The Coronavirus Aid, Relief, and Economic Security Act (CARES Act) provides emergency assistance to those affected by the coronavirus pandemic. From expanded unemployment benefits to small-business loans and tax considerations, this comprehensive package seeks to mitigate the impact of the viral outbreak on individuals, businesses, and the health-care system.
Considering how the new law affects individuals and business owners, here are five planning ideas to consider under the CARES Act.
1. No RMD in 2020? Consider a Roth IRA conversion
The CARES Act lifts the rule for retirees to take a required minimum distribution (RMD) from their retirement accounts. Individuals may want to consider a Roth conversion for the amount of their suspended RMD amount in 2020.
- Converting what would have been the amount of their RMD to a Roth IRA can provide a source of tax-free income in retirement or for their heirs.
- The SECURE Act ushered in new rules requiring most, non-spouse beneficiaries to distribute inherited IRA funds within 10 years. Leaving Roth funds to the next generation, who may be in a higher tax bracket, may be more tax efficient.
- Of course, realizing additional taxable, ordinary income may result in other tax issues, so it is critical to consult with a tax expert.
2. If itemizing tax deductions, consider lumping charitable contributions
- The CARES Act temporarily, for 2020 only, allows taxpayers to deduct a maximum of 100% of Adjusted Gross Income or AGI (cash contributions to a public charity), instead of the established maximum 60% of AGI.
- Allocating more funds to charity in 2020 may make sense in light of the increased limit on deductions as a percentage of AGI.
3. Business owners may use a net operating loss in 2020 to offset a Roth conversion
- Given the economic impact of the pandemic crisis, it’s likely that a significant number of businesses will incur tax losses in 2020.
- The CARES Act provides more options for business owners to use net operating losses (NOLs). For example, businesses may carry back a NOL to prior tax returns, a maximum of five years.
- The Act temporarily removes the taxable income limitation to allow an NOL to fully offset income. Prior to this change, taxpayers were generally limited to applying an NOL against 80% of taxable income. The 80% limitation will be reinstated beginning in 2021.
- In consultation with their tax professional, business owners with large NOLs this year may consider converting traditional IRA assets to a Roth IRA before the end of the year. They can use the NOL to offset the additional ordinary income generated by the Roth conversion.

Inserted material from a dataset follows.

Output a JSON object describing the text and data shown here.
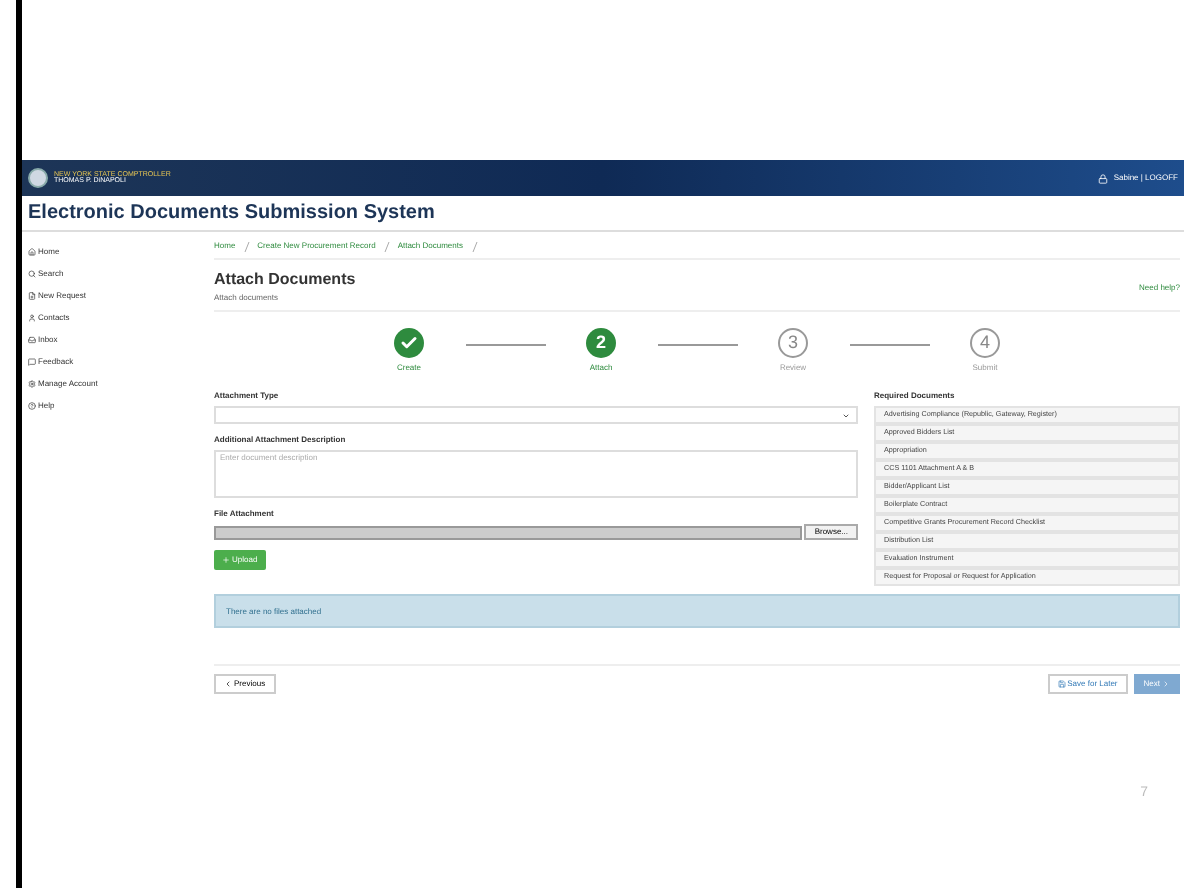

4. Establish a separate account when seeking a PPP loan
- Business owners seeking a Paycheck Protection Program (PPP) loan may want to set up a separate account to hold the loan proceeds. A key feature of these new loans is the forgiveness feature. After receiving loan proceeds, certain qualified expenses including payroll, rent, utilities, and mortgage interest over the next eight weeks can be forgiven (if certain requirements around maintaining employee headcount and compensation are met).

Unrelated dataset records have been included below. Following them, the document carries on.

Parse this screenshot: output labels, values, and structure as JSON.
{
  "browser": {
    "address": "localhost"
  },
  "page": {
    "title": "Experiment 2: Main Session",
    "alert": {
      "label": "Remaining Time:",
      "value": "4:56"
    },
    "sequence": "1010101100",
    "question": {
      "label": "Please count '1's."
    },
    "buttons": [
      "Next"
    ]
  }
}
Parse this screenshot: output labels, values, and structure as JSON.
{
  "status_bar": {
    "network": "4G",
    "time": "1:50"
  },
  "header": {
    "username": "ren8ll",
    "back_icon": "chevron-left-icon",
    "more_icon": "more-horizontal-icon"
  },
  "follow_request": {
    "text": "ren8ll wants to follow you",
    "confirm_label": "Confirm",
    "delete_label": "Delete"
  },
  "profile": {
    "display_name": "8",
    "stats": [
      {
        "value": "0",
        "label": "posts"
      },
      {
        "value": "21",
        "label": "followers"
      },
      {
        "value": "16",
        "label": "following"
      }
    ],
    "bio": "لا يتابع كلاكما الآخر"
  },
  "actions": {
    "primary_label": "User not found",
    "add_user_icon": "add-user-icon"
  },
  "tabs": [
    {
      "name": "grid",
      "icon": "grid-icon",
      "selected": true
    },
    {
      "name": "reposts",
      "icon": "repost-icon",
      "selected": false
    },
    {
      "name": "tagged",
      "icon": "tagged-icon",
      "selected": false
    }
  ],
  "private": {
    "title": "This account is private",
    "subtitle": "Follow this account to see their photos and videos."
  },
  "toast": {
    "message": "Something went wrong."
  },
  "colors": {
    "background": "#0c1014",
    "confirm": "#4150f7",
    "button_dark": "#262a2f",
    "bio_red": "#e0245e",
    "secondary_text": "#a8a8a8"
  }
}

- When applying for forgiveness, business owners will need to provide documentation of the amount of the qualified expenses over the period, details on headcount and payroll, and verification that the loan was applied to qualified expenses. Establishing a separate bank account to hold PPP loan funds may make it easier to provide a track record for the loan forgiveness process.

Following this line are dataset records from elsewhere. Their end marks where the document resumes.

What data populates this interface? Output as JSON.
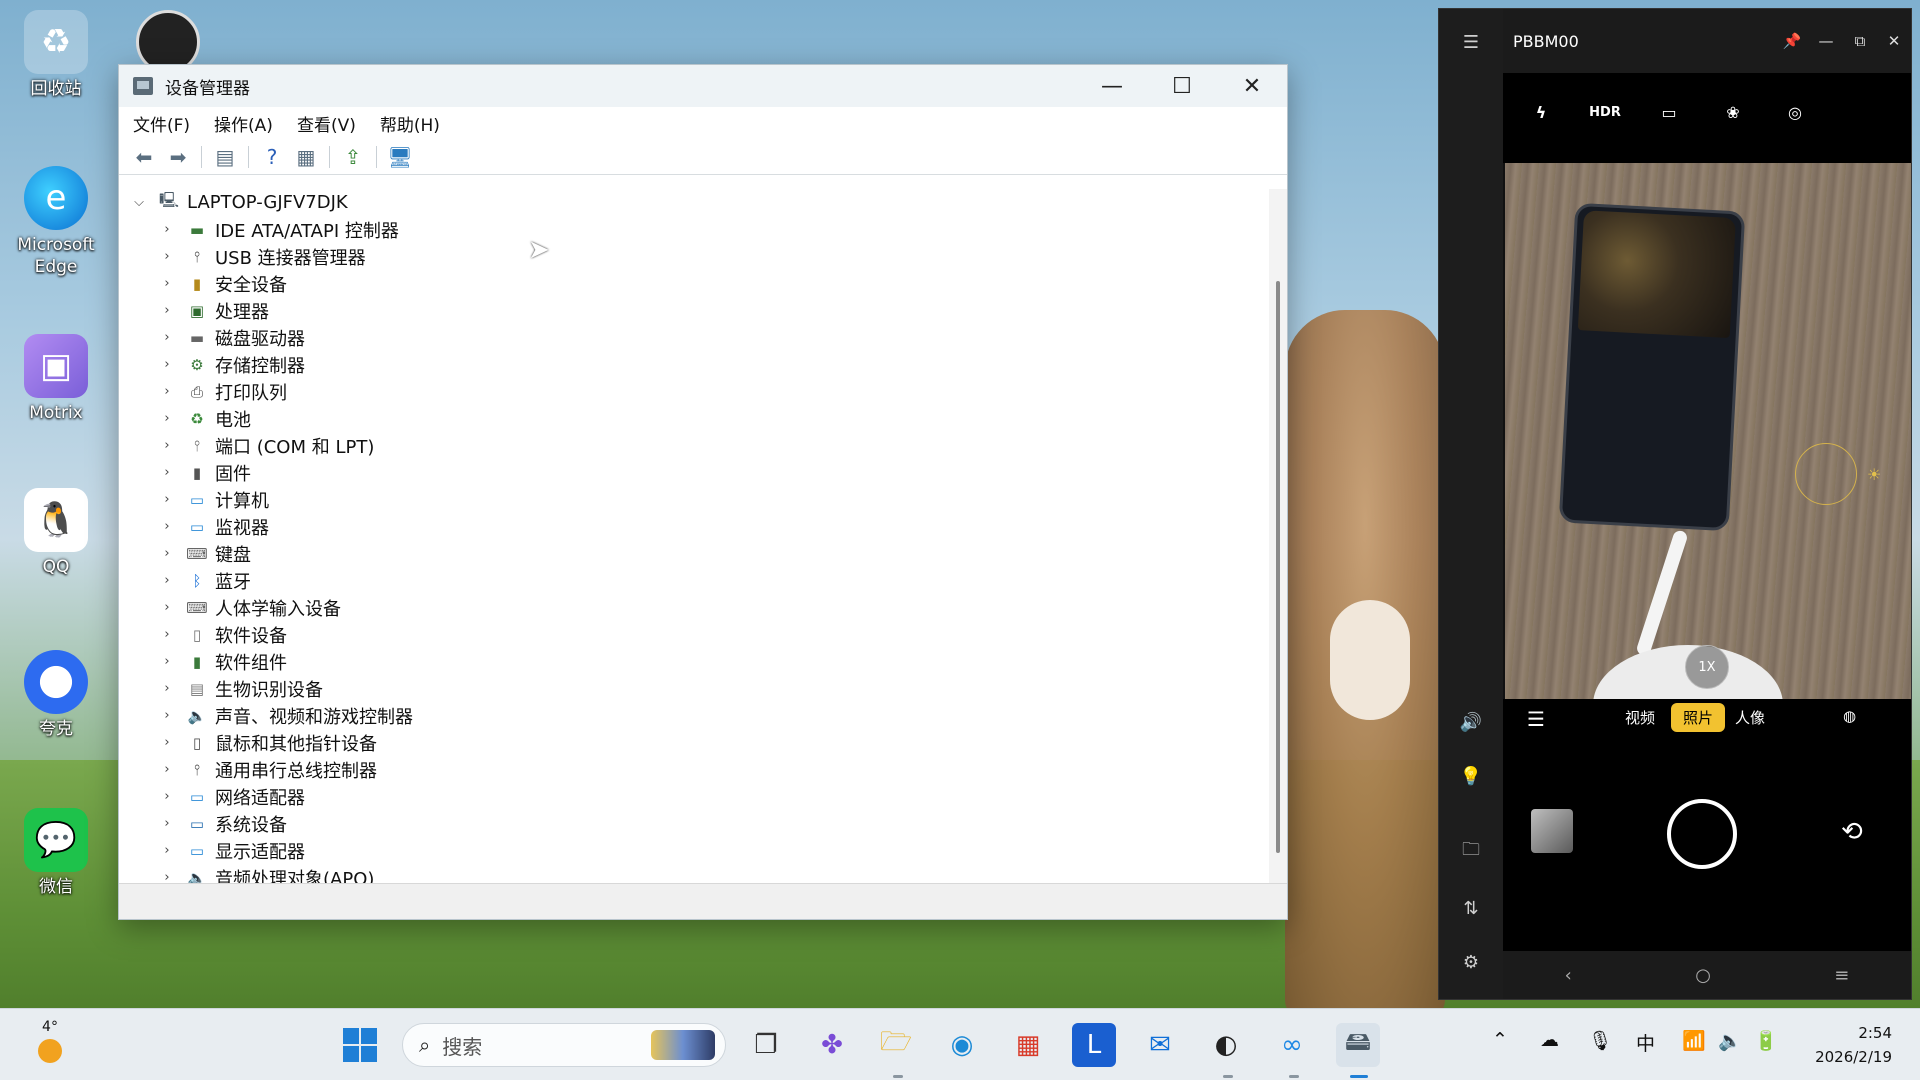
{
  "desktop": {
    "icons": [
      {
        "label": "回收站",
        "icon": "recycle-bin-icon"
      },
      {
        "label": "Microsoft Edge",
        "icon": "edge-icon"
      },
      {
        "label": "Motrix",
        "icon": "motrix-icon"
      },
      {
        "label": "QQ",
        "icon": "qq-icon"
      },
      {
        "label": "夸克",
        "icon": "quark-icon"
      },
      {
        "label": "微信",
        "icon": "wechat-icon"
      }
    ]
  },
  "device_manager": {
    "title": "设备管理器",
    "menu": [
      "文件(F)",
      "操作(A)",
      "查看(V)",
      "帮助(H)"
    ],
    "root": "LAPTOP-GJFV7DJK",
    "items": [
      {
        "label": "IDE ATA/ATAPI 控制器",
        "icon": "ide-controller-icon"
      },
      {
        "label": "USB 连接器管理器",
        "icon": "usb-icon"
      },
      {
        "label": "安全设备",
        "icon": "security-device-icon"
      },
      {
        "label": "处理器",
        "icon": "processor-icon"
      },
      {
        "label": "磁盘驱动器",
        "icon": "disk-drive-icon"
      },
      {
        "label": "存储控制器",
        "icon": "storage-controller-icon"
      },
      {
        "label": "打印队列",
        "icon": "printer-icon"
      },
      {
        "label": "电池",
        "icon": "battery-icon"
      },
      {
        "label": "端口 (COM 和 LPT)",
        "icon": "port-icon"
      },
      {
        "label": "固件",
        "icon": "firmware-icon"
      },
      {
        "label": "计算机",
        "icon": "computer-icon"
      },
      {
        "label": "监视器",
        "icon": "monitor-icon"
      },
      {
        "label": "键盘",
        "icon": "keyboard-icon"
      },
      {
        "label": "蓝牙",
        "icon": "bluetooth-icon"
      },
      {
        "label": "人体学输入设备",
        "icon": "hid-icon"
      },
      {
        "label": "软件设备",
        "icon": "software-device-icon"
      },
      {
        "label": "软件组件",
        "icon": "software-component-icon"
      },
      {
        "label": "生物识别设备",
        "icon": "biometric-icon"
      },
      {
        "label": "声音、视频和游戏控制器",
        "icon": "sound-icon"
      },
      {
        "label": "鼠标和其他指针设备",
        "icon": "mouse-icon"
      },
      {
        "label": "通用串行总线控制器",
        "icon": "usb-controller-icon"
      },
      {
        "label": "网络适配器",
        "icon": "network-adapter-icon"
      },
      {
        "label": "系统设备",
        "icon": "system-device-icon"
      },
      {
        "label": "显示适配器",
        "icon": "display-adapter-icon"
      },
      {
        "label": "音频处理对象(APO)",
        "icon": "audio-apo-icon"
      }
    ]
  },
  "phone": {
    "name": "PBBM00",
    "top_icons": [
      "flash-off-icon",
      "HDR",
      "aspect-icon",
      "filter-icon",
      "settings-icon"
    ],
    "zoom": "1X",
    "modes": [
      "视频",
      "照片",
      "人像"
    ],
    "selected_mode": "照片"
  },
  "taskbar": {
    "weather_temp": "4°",
    "search_placeholder": "搜索",
    "ime": "中",
    "time": "2:54",
    "date": "2026/2/19"
  },
  "colors": {
    "accent": "#1f7fd6",
    "camera_mode_selected": "#f2c230"
  }
}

5. Affected self-employed individuals may want to compare the PPP loan to unemployment benefits
- For 2020, the CARES Act extends unemployment benefits to those who were not typically eligible under state programs, including self-employed individuals, sole proprietors, and independent contractors.
- Alternatively, these individuals could apply for a PPP loan. According to the Small Business Administration (SBA), the amount of the loan that can be secured is generally equal to their net earnings from 2019 (line 31 of IRS Schedule C, Profit or Loss From Business, Sole Proprietorship) multiplied by 2.5 (with earnings are capped at $100,000 annually).
- The amount of loan forgiveness is based on the same figure (2019 Schedule C, line 31) multiplied by 8/52, which represents compensation replacement for eight weeks, plus qualified certain qualified expenses associated with the business such as rent, mortgage interest, and utilities. The amount of the loan forgiveness cannot exceed the principal amount.
- Self-employed individuals may want to compare both options – a PPP loan or unemployment benefits. State unemployment benefits vary, and the federal government is providing an additional $600 per week through the end of July.
- Additionally, while unemployment benefits are considered taxable income, the amount of loan forgiven through the PPP is not considered taxable income to the business.
- The U.S. Chamber of Commerce published a guide for more information on how the CARES Act can help those who are self-employed.
Consult an advisor
Individuals and business owners impacted by the crisis may want to reach out to a financial advisor to identify which provisions may apply to their situation. It is important, however, to research these considerations quickly as most provisions of the CARES Act have limited resources and are temporary.